La résolution suscite un profond débat, même si elle a été votée à une très large majorité par l'assemblée parlementaire du Conseil de l’Europe. Ses défenseurs avancent plusieurs principes. Tout d’abord, celui du discernement. Car un enfant a le droit de décider ce qu’il veut faire de son corps. Dans le cas de la circoncision, ce droit n’est pas respecté.

Mais il s’agit également de lutter contre un ensemble de pratiques mutilantes : excision, circoncision, mais aussi tatouages, piercings ou opérations chirurgicales abusives.

Une décision pour l’intérêt de l’enfant

Liliane Maury Pasquier, députée suisse et présidente de la Commission des questions sociales et de santé au Conseil de l’Europe nous explique : "Ce n’est pas pour une question de religion et en tous cas, ce n’est pas du tout une attaque contre les communautés religieuses. C’est bel et bien pour l’intérêt de l’enfant. Par exemple pour les petits garçons face à la circoncision, pour les enfants qui naissent avec un sexe indéterminé, pour les enfants un peu plus grands dont les parents refont faire le nez, les oreilles ou les seins pour répondre à des canons de la beauté…".

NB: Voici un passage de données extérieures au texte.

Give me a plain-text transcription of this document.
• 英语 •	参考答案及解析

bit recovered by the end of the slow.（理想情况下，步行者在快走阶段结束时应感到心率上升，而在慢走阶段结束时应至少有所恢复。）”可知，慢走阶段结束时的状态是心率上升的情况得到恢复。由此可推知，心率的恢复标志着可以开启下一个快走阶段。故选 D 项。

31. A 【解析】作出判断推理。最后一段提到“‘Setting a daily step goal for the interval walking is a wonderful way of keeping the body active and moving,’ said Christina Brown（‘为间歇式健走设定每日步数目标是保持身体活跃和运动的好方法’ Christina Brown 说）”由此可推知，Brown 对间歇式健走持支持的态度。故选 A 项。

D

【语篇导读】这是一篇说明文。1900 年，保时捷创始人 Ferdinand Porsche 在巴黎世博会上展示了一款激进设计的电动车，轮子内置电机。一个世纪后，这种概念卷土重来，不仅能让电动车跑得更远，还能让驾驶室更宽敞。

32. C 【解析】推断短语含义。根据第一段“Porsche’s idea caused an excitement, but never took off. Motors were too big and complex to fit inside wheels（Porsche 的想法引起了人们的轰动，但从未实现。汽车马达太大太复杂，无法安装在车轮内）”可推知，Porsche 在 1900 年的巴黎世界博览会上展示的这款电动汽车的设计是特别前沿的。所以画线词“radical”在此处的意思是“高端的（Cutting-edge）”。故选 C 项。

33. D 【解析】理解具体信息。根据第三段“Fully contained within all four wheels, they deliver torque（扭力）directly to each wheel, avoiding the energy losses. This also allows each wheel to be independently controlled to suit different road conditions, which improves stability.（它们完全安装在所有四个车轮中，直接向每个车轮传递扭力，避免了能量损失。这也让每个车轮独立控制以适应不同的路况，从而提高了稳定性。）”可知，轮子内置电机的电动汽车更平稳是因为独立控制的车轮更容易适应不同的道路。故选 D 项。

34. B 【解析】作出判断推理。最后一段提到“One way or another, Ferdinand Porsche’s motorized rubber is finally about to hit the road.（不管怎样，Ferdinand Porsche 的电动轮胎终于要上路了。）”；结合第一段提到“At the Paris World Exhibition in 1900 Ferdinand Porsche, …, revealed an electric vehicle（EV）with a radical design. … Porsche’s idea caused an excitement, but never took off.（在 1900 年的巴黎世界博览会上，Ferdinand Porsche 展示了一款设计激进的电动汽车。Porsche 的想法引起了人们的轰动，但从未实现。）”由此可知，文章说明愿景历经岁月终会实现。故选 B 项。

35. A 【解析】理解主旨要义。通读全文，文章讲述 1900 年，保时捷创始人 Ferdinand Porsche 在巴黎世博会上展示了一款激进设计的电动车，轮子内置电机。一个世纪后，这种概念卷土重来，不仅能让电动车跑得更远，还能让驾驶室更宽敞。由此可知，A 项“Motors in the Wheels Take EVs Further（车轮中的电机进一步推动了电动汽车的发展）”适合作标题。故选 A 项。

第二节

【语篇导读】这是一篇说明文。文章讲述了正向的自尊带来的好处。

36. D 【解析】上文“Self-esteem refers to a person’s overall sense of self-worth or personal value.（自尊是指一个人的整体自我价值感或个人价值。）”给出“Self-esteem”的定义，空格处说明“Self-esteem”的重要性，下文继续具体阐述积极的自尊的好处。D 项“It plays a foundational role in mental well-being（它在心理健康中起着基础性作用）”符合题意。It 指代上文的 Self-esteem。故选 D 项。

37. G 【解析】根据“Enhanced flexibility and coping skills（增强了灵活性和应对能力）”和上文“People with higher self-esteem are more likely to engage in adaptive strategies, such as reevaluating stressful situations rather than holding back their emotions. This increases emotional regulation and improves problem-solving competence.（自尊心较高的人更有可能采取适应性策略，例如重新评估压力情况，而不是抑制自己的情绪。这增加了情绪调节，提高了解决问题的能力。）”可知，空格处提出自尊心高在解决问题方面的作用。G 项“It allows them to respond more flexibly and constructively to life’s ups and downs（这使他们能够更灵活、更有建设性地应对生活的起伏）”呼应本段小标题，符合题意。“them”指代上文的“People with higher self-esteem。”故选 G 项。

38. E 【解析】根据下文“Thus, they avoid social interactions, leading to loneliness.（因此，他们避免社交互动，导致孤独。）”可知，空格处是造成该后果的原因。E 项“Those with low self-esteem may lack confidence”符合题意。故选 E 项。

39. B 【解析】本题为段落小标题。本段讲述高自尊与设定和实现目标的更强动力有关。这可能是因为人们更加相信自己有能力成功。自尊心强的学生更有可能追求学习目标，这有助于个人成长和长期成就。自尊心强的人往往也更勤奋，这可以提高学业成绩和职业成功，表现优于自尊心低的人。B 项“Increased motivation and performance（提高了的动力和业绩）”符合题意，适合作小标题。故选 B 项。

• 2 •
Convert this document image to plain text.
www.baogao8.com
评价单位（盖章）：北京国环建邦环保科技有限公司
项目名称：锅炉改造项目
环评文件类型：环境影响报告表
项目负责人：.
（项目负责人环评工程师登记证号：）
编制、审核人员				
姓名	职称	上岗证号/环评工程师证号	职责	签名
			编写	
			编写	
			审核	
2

Mais les représentants de l’islam ou du judaïsme sont mécontents et ils condamnent principalement le rapprochement entre excision et circoncision. Ils dénoncent une atteinte à un signe ancestral d'identité, notamment dans la communauté juive

Le grand rabbin de Belgique Albert Guigui ne comprend pas cet amalgame: "Je ne comprends pas que des personnalités aussi importantes puissent faire un amalgame aussi scandaleux entre la circoncision, qui est créditée d’un grand nombre d’effets bénéfiques, et l’excision clitoridienne qui limite pour la vie entière le plaisir sexuel de la petite fille qui en fait l’objet. J’ai l’impression qu’on cherche par tous les moyens à rendre la vie des minorités religieuses, juives ou musulmanes, extrêmement difficile, voire impossible à vivre en Europe".

Cependant, ceux qui ont voté en faveur de cette mesure sont clairs : pas question de faire un amalgame ou de raviver des tendances racistes. Ils veulent des règles claires sur le plan médical et sanitaire.